An oscilloscope allows you to see the ripple instead of hear it, so that's a good option but not as cheap as you probably want. It'd be my only option at 15kHz, since I can't hear that high anymore.

Another approach would be to place a capacitor (0.1µF, for instance) in line with the power supply and a 10k to 100k resistor. Apply that signal to the input of any audio amplifier. Pure clean DC will pass nothing and be quiet. Any ripple will be coupled across the capacitor (and resistor) and appear as noise that gets amplified. You could also use a transformer to couple the power to the audio amplifier. You'd want a resistor on both the primary and secondary to protect both sides. The important thing is that in both coupling techniques, DC cannot pass.
I hadn't thought of passing it off to an amplifier but was thinking about passing it to a cap with a op amp hanging off other end
 

Thread Starter

Mrdouble

Joined Aug 13, 2012
107
To some degree you've answered your own question. Use the PA system – or any other inexpensive audio gear – as your test rig. Expensive gear will isolate itself from power supply noise.

An oscilloscope allows you to see the ripple instead of hear it, so that's a good option but not as cheap as you probably want. It'd be my only option at 15kHz, since I can't hear that high anymore.

Another approach would be to place a capacitor (0.1µF, for instance) in line with the power supply and a 10k to 100k resistor. Apply that signal to the input of any audio amplifier. Pure clean DC will pass nothing and be quiet. Any ripple will be coupled across the capacitor (and resistor) and appear as noise that gets amplified. You could also use a transformer to couple the power to the audio amplifier. You'd want a resistor on both the primary and secondary to protect both sides. The important thing is that in both coupling techniques, DC cannot pass.
Thank you for your response, you got me thinking about some op amp hanging off a cap which turns on led.
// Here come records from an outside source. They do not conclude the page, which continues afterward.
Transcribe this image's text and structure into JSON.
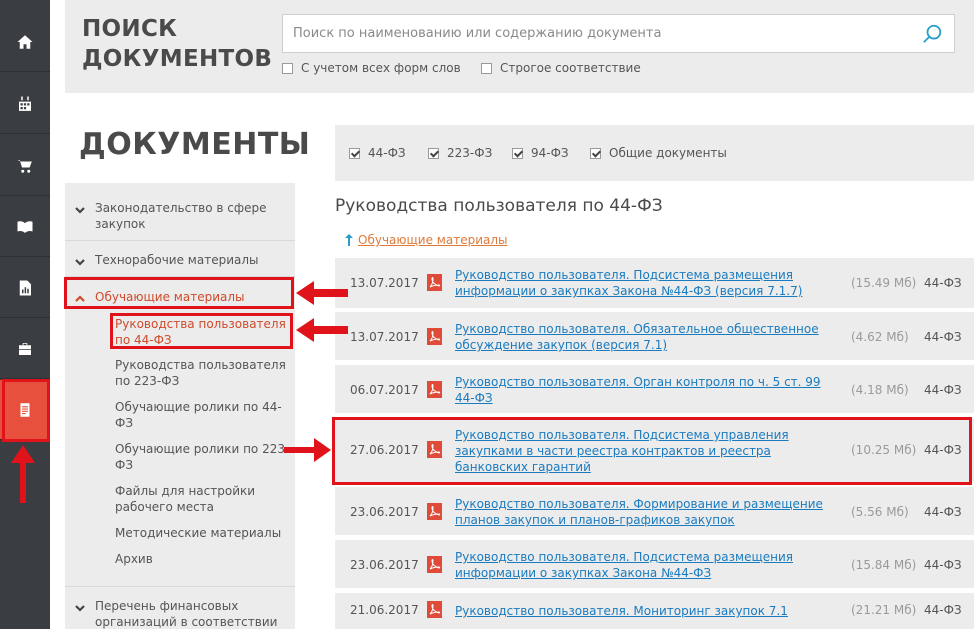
{
  "header": {
    "title_line1": "ПОИСК",
    "title_line2": "ДОКУМЕНТОВ",
    "search_placeholder": "Поиск по наименованию или содержанию документа",
    "option_all_forms": "С учетом всех форм слов",
    "option_strict": "Строгое соответствие"
  },
  "rail": {
    "icons": [
      "home-icon",
      "calendar-icon",
      "cart-icon",
      "book-icon",
      "report-icon",
      "briefcase-icon",
      "document-icon"
    ],
    "active_index": 6
  },
  "docs_title": "ДОКУМЕНТЫ",
  "nav": {
    "items": [
      {
        "label": "Законодательство в сфере закупок"
      },
      {
        "label": "Технорабочие материалы"
      },
      {
        "label": "Обучающие материалы"
      },
      {
        "label": "Перечень финансовых организаций в соответствии с"
      }
    ],
    "sub_items": [
      "Руководства пользователя по 44-ФЗ",
      "Руководства пользователя по 223-ФЗ",
      "Обучающие ролики по 44-ФЗ",
      "Обучающие ролики по 223-ФЗ",
      "Файлы для настройки рабочего места",
      "Методические материалы",
      "Архив"
    ]
  },
  "filters": [
    {
      "label": "44-ФЗ",
      "checked": true
    },
    {
      "label": "223-ФЗ",
      "checked": true
    },
    {
      "label": "94-ФЗ",
      "checked": true
    },
    {
      "label": "Общие документы",
      "checked": true
    }
  ],
  "section_title": "Руководства пользователя по 44-ФЗ",
  "back_link": "Обучающие материалы",
  "documents": [
    {
      "date": "13.07.2017",
      "title": "Руководство пользователя. Подсистема размещения информации о закупках Закона №44-ФЗ (версия 7.1.7)",
      "size": "(15.49 Мб)",
      "law": "44-ФЗ"
    },
    {
      "date": "13.07.2017",
      "title": "Руководство пользователя. Обязательное общественное обсуждение закупок (версия 7.1)",
      "size": "(4.62 Мб)",
      "law": "44-ФЗ"
    },
    {
      "date": "06.07.2017",
      "title": "Руководство пользователя. Орган контроля по ч. 5 ст. 99 44-ФЗ",
      "size": "(4.18 Мб)",
      "law": "44-ФЗ"
    },
    {
      "date": "27.06.2017",
      "title": "Руководство пользователя. Подсистема управления закупками в части реестра контрактов и реестра банковских гарантий",
      "size": "(10.25 Мб)",
      "law": "44-ФЗ"
    },
    {
      "date": "23.06.2017",
      "title": "Руководство пользователя. Формирование и размещение планов закупок и планов-графиков закупок",
      "size": "(5.56 Мб)",
      "law": "44-ФЗ"
    },
    {
      "date": "23.06.2017",
      "title": "Руководство пользователя. Подсистема размещения информации о закупках Закона №44-ФЗ",
      "size": "(15.84 Мб)",
      "law": "44-ФЗ"
    },
    {
      "date": "21.06.2017",
      "title": "Руководство пользователя. Мониторинг закупок 7.1",
      "size": "(21.21 Мб)",
      "law": "44-ФЗ"
    }
  ],
  "colors": {
    "rail_bg": "#3a3d42",
    "accent_active": "#e8503e",
    "link": "#1a7bbf",
    "annotation": "#e0131b"
  }
}
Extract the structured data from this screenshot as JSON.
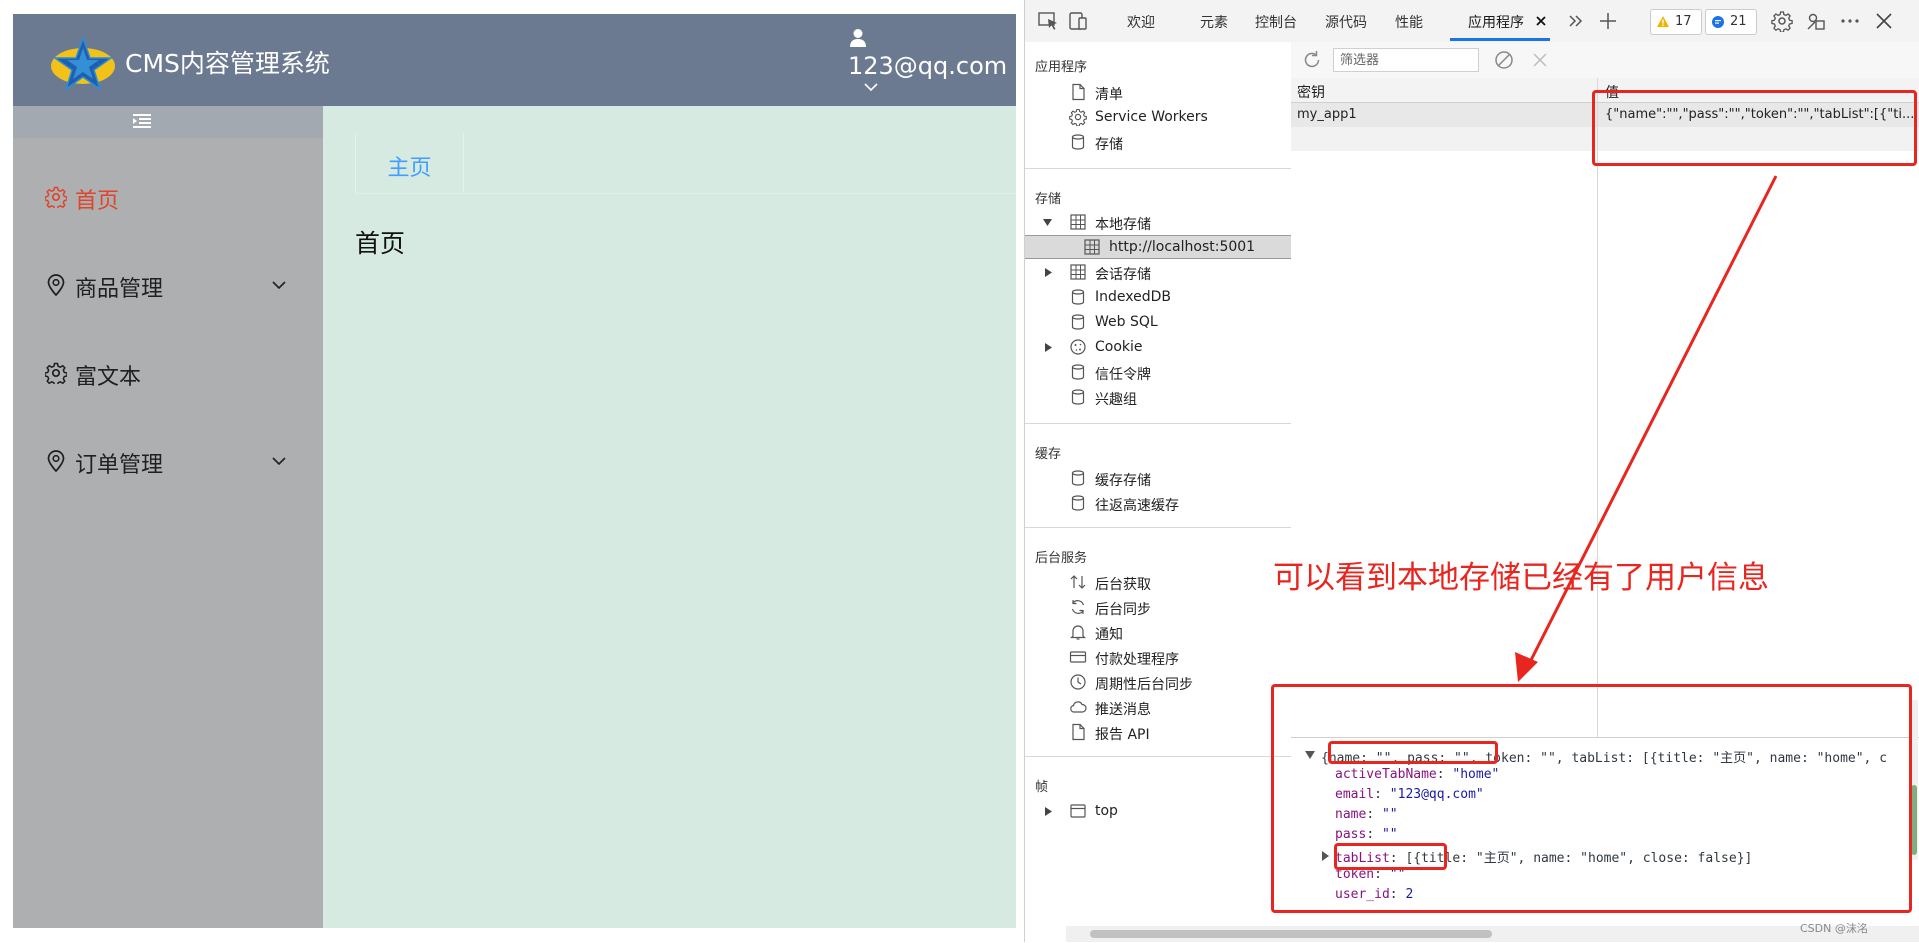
{
  "app": {
    "title": "CMS内容管理系统",
    "user_email": "123@qq.com",
    "menu": [
      {
        "label": "首页",
        "active": true
      },
      {
        "label": "商品管理",
        "has_submenu": true
      },
      {
        "label": "富文本"
      },
      {
        "label": "订单管理",
        "has_submenu": true
      }
    ],
    "tab_label": "主页",
    "content_text": "首页",
    "colors": {
      "header": "#6b7a90",
      "sidebar": "#adafb1",
      "content": "#d6eae1",
      "active": "#e0442b",
      "tab": "#409eff"
    }
  },
  "devtools": {
    "tabs": [
      "欢迎",
      "元素",
      "控制台",
      "源代码",
      "性能",
      "应用程序"
    ],
    "active_tab": "应用程序",
    "warnings_count": "17",
    "messages_count": "21",
    "sections": {
      "application": {
        "title": "应用程序",
        "items": [
          "清单",
          "Service Workers",
          "存储"
        ]
      },
      "storage": {
        "title": "存储",
        "local_storage": "本地存储",
        "local_origin": "http://localhost:5001",
        "items": [
          "会话存储",
          "IndexedDB",
          "Web SQL",
          "Cookie",
          "信任令牌",
          "兴趣组"
        ]
      },
      "cache": {
        "title": "缓存",
        "items": [
          "缓存存储",
          "往返高速缓存"
        ]
      },
      "background": {
        "title": "后台服务",
        "items": [
          "后台获取",
          "后台同步",
          "通知",
          "付款处理程序",
          "周期性后台同步",
          "推送消息",
          "报告 API"
        ]
      },
      "frames": {
        "title": "帧",
        "items": [
          "top"
        ]
      }
    },
    "filter_placeholder": "筛选器",
    "columns": {
      "key": "密钥",
      "value": "值"
    },
    "row": {
      "key": "my_app1",
      "value": "{\"name\":\"\",\"pass\":\"\",\"token\":\"\",\"tabList\":[{\"ti..."
    },
    "preview": {
      "summary": "{name: \"\", pass: \"\", token: \"\", tabList: [{title: \"主页\", name: \"home\", c",
      "lines": [
        {
          "key": "activeTabName",
          "value": "\"home\""
        },
        {
          "key": "email",
          "value": "\"123@qq.com\""
        },
        {
          "key": "name",
          "value": "\"\""
        },
        {
          "key": "pass",
          "value": "\"\""
        },
        {
          "key": "tabList",
          "value": "[{title: \"主页\", name: \"home\", close: false}]"
        },
        {
          "key": "token",
          "value": "\"\""
        },
        {
          "key": "user_id",
          "value": "2"
        }
      ]
    }
  },
  "annotation": "可以看到本地存储已经有了用户信息",
  "watermark": "CSDN @沫洺",
  "accent_color": "#e8261f"
}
Here's the thing, I can troubleshoot the power supplies but there's like 1000s of them so trying to speed up the testing
 

wayneh

Joined Sep 9, 2010
17,498
You can certainly build a peak detector into it so that you don't need to actually listen to it, and this could detect frequencies higher than we can hear.

Now that I think about it, I'd still use an audio amplifier to make the noise audible and then I'd use my smartphone to do an analysis of the sound produced (since there could be noise I can't hear, but the phone can). You could even do a fourier transform on it and recognize all the frequencies where noise is being produced. By standardizing the test procedures, you could quantitate the ripple level.